The U.S. Supreme Court is considering whether to hear the appeal of Peggy Young. She wants the Court to decide whether, and in what circumstances, the federal Pregnancy Discrimination Act of 1978 (“PDA”) requires an employer to provide work accommodations to pregnant employees. If the Supreme Court decides to take this case, it might possibly follow California’s example in requiring employers to make reasonable accommodations for pregnancy.
Young worked for United Parcel Service (“UPS”) as a driver in Maryland. Following two unsuccessful rounds of in vitro fertilization, Young became pregnant. She then submitted to UPS notes from her medical providers who recommended that she not lift more than 20 pounds during her pregnancy. These notes caused UPS to conclude that Young was unable to perform the essential functions of her job, which requires drivers to lift up to 70 pounds, and that she was ineligible for a light duty assignment. UPS’s policy stated that light duty was only available for employees who either had sustained an on-the-job injury, had lost their Department of Transportation certification, or were disabled within the meaning of the Americans with Disabilities Act. Because Young did not qualify for light duty under these criteria, she was placed on an extended leave of absence without pay and eventually lost her medical coverage. She returned to work at UPS after giving birth.

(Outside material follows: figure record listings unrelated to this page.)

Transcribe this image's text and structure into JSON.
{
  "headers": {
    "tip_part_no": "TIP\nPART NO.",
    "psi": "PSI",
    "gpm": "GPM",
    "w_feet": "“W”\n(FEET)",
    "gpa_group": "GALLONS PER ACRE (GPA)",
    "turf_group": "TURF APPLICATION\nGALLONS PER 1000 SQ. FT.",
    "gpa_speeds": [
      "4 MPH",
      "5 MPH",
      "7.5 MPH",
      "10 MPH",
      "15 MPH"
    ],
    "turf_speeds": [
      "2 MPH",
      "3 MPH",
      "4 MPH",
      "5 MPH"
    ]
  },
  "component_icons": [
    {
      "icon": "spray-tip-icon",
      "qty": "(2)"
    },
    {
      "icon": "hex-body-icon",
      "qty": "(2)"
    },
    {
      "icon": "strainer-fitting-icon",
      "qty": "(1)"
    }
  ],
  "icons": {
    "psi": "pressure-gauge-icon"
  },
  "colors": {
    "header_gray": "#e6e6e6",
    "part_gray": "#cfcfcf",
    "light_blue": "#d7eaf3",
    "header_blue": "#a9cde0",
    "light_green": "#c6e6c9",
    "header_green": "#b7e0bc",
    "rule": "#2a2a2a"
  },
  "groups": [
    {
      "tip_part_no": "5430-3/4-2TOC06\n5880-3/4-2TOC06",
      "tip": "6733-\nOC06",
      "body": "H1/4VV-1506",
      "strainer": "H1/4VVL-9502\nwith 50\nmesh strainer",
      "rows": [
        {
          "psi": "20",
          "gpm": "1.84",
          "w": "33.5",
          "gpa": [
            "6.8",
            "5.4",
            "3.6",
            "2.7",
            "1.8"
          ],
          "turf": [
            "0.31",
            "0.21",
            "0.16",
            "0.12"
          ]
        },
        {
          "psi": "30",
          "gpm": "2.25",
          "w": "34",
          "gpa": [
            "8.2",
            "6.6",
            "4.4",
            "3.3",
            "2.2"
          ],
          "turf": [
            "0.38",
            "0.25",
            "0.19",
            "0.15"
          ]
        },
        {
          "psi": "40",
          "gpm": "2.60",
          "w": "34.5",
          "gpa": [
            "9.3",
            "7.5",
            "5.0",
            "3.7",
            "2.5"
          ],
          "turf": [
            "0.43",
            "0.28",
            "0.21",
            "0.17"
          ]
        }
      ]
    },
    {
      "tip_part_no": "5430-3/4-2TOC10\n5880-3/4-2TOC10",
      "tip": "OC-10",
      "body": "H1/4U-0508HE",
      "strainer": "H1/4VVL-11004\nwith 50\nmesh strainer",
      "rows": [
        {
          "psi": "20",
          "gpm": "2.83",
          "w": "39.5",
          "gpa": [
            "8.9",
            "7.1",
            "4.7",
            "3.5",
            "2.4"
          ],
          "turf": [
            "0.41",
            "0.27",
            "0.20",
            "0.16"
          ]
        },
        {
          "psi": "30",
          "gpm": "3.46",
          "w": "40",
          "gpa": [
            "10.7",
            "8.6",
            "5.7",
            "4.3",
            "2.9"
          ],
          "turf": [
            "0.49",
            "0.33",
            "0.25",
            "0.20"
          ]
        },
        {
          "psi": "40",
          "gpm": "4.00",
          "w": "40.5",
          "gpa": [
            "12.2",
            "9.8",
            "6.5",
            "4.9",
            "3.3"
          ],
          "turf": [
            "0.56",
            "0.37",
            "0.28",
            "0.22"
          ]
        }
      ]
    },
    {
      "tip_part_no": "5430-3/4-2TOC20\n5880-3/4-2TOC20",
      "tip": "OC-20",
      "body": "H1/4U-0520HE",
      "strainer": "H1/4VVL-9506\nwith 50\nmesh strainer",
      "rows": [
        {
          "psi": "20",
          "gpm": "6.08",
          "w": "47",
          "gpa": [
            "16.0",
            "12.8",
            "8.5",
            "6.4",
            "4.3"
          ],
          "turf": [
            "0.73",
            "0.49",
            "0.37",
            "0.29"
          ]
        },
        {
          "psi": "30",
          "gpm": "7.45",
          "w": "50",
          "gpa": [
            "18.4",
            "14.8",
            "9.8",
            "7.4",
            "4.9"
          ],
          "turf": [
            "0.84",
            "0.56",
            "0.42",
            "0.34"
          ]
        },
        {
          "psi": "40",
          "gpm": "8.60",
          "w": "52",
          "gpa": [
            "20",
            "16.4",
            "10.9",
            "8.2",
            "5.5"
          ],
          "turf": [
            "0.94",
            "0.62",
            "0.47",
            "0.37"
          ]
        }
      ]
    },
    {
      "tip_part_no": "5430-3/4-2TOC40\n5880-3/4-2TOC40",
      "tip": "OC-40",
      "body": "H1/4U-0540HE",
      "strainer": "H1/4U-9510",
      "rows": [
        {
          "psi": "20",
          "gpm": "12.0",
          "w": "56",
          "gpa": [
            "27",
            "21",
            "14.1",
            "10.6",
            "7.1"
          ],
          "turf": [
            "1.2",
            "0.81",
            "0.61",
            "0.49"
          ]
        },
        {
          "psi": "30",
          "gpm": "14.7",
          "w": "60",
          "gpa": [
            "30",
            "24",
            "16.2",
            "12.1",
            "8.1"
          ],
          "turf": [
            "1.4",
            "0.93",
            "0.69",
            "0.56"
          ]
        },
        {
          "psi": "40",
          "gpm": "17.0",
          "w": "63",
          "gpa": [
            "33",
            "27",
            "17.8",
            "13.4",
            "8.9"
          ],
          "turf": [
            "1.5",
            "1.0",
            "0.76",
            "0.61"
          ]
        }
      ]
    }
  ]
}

In her lawsuit, Young alleges, among other things, that UPS’ light duty policy violated the PDA. It prohibits discrimination based on pregnancy, childbirth or related medical conditions. In addition, the PDA only requires pregnancy accommodations if the accommodations are already provided to employees “similar in their ability or inability to work.” The U.S. Court of Appeals in Richmond, VA ultimately sided with UPS and held that the company’s light duty policy was “neutral” and “pregnancy-blind” in that it did not discriminate against pregnant workers. The Court also concluded that the PDA does not require an employer to provide light-duty assignments to pregnant employees unless light duty was also available to non-pregnant workers. Where a policy treats pregnant and non-pregnant workers the same, the employer has complied with the PDA.
Finally, the Court of Appeals said that if the PDA required employers to accommodate pregnant employees with light duty work as Young argued, then it would cause employers to favor pregnant workers over non-pregnant workers whose restrictions arise from non-work related conditions. For example, under this scenario, a pregnant worker would be entitled to light duty while a firefighter who injured his back picking up his infant child would be ineligible for light duty. Thus, the Court of Appeals felt Young’s interpretation of the PDA was not consistent with Congress’ intent in enacting the law.
Regardless of whether the Supreme Court decides to hear Young v. UPS, California employers are already required to provide reasonable accommodations to pregnant employees. Regulations regarding pregnancy under the Fair Employment and Housing Act provide that it is illegal for an employer to deny a pregnant employee’s request for a reasonable accommodation if the request is based on the advice of the employee’s medical provider and the requested accommodation is reasonable.
The regulations also provide that a factual determination must be made on a case-by-case basis to determine whether an accommodation is reasonable. Factors to be considered include, but are not limited to, the employee’s medical needs, the duration of the needed accommodation, and the employer’s legally permissible past and current practices. The employer and employee are also obligated to engage in a good faith interactive process to identify and implement the employee’s request for reasonable accommodation. The employer can require a medical certification supporting the employee’s need for an accommodation.
Women’s and civil rights organizations have praised California’s pregnancy accommodation law. Whether the Supreme Court will also be persuaded by California’s example if it decides to hear Young’s case remains to be seen.